Andersen - Tawil syndrome (ATS) is an autosomal - dominant or sporadic disorder characterized by ventricular
arrhythmias, periodic paralysis, and distinctive facial and skeletal dysmorphism. Mutations in KCNJ2, which encodes the
α-subunit of the potassium channel Kir2.1, were identified in patients with ATS. This genotype has been designated as
type-1 ATS (ATS1). KCNJ2 mutations are detectable in up to 60 % of patients with ATS. Cardiac manifestations of ATS
include frequent premature ventricular contractions (PVC), Q-U interval prolongation, prominent U-waves, and a special
type of polymorphic ventricular tachycardia (PMVT) called bidirectional ventricular tachycardia (BiVT). The presence of
frequent PVCs at rest are helpful in distinguishing ATS from typical catecholaminergic polymorphic ventricular tachycardia
(CPVT). In typical CPVT, rapid PMVT and BiVT usually manifest during or after exercising. Additionally, CPVT or
torsade de pointes in LQTS are faster, very symptomatic causing syncope or often deteriorate into VF resulting in sudden
cardiac death. PVCs at rest are quite frequent in ATS1 patients, however, in LQTS patients, PVCs and asymptomatic VT
are uncommon which also contributes to differentiating them.

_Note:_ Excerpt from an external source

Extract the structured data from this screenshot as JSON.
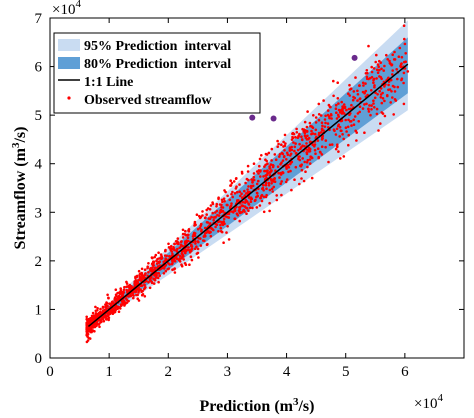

The article describes the new electrocardiographic criteria proposed for diagnosis of type-1 Andersen-Tawil syndrome. A
differential diagnosis between Andersen-Tawil syndrome, the catecholamine polymorphic ventiruclar tachycardia and
long QT syndrome is depicted. Special attention is paid on the repolarization abnormalities, QT interval and the pathologic
U wave. In this article, we aim to provide five new electrocardiographic clues for the diagnosis of ATS1.